The man at the back, entitled as the brake, is not allowed to apply the brakes until and unless he gets an order from the steersman in front to do so. Although in Europe many bobsledders prefer to steer with ropes, many modern bobsleds have steering wheels. There are four-man and two-man bobsleds. The two men in the middle of a bobsled team are carried only for their weight. The four-man sled is faster, because its heavier weight makes it slither downhill quicker. The men at the back and front control and guide the sled. The bobsled may weigh as much as 500 pounds. Only one sled goes down the run at a time in a bobsled race, and its speed is correctly clocked. From 1995 to 2001, John Kasper Olympics was a spokesperson for the U.S. Bobsled Federation and a member of the U.S. Bobsled Team. During the 1998 Winter Olympics, he competed in the 4-man bobsled occasion.
Until the starter has received word that the sled which went out before has completed its run and that the track is clear, the next cannot be sent from the starting gate. Previously at the beginning of a race, a sled was given a running start by having one man push it as he ran beside it, jumping on only when the sled had picked up good speed. Now there are starters that functions with handles, giving the sled a thrust to get it rolling with all men on board. Bobsled runs are made of stone that is covered with blocks of ice, then submerged into water to form a smooth, thick coat of hard ice.

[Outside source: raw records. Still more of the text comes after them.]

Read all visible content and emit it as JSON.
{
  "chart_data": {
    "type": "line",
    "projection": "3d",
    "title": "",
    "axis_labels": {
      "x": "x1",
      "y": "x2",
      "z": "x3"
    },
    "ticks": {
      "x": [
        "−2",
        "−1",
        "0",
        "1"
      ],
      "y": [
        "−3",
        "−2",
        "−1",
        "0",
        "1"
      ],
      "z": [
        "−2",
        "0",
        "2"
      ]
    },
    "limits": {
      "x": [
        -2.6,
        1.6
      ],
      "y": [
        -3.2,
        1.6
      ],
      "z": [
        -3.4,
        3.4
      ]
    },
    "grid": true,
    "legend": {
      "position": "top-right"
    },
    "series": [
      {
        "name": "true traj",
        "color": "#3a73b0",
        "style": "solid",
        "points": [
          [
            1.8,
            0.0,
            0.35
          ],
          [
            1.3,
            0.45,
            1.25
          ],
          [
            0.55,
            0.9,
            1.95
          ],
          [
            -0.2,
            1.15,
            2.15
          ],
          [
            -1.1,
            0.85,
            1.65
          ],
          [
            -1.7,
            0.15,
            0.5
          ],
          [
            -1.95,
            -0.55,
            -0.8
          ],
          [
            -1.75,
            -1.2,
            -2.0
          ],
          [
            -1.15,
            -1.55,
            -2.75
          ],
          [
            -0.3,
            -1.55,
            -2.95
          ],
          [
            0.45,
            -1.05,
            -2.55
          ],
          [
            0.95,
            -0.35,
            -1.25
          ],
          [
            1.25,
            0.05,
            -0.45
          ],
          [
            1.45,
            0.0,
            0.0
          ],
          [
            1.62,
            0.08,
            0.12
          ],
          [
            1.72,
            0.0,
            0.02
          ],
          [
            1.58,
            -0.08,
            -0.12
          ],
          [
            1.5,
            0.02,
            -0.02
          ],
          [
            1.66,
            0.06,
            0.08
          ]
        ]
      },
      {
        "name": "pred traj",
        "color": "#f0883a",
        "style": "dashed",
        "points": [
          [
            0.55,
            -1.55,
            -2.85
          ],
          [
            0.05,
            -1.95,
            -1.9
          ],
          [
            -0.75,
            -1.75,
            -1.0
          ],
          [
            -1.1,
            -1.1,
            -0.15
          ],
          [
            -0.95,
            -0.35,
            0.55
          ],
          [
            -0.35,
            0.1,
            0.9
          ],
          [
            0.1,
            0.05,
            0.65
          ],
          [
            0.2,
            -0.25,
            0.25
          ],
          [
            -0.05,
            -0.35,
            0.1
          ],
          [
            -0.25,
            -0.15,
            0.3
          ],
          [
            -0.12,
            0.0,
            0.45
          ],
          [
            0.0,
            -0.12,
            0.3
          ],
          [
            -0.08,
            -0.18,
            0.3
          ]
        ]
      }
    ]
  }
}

The curves are built up on one side or, steeply banked, so that a sled turning a curve rushes high up the grade but does not slide sideways. According to John Kasper Olympics, bobsledding is a sport for grown-up adults. The v/eight is essential, and the incredible speed at which they travel would be dangerous for the lighter weight young people or children. Only the weight of justly heavy men holds the sled firmly on the track. Bobsledding has been a consistent part of the winter Olympic Games since 1924. Sometimes, four-man bobsleds go nearly 120 miles per hour. Two man bobsleds over 40 miles per hour and they average over 60 miles per hour. The usual run is one to one and a half miles.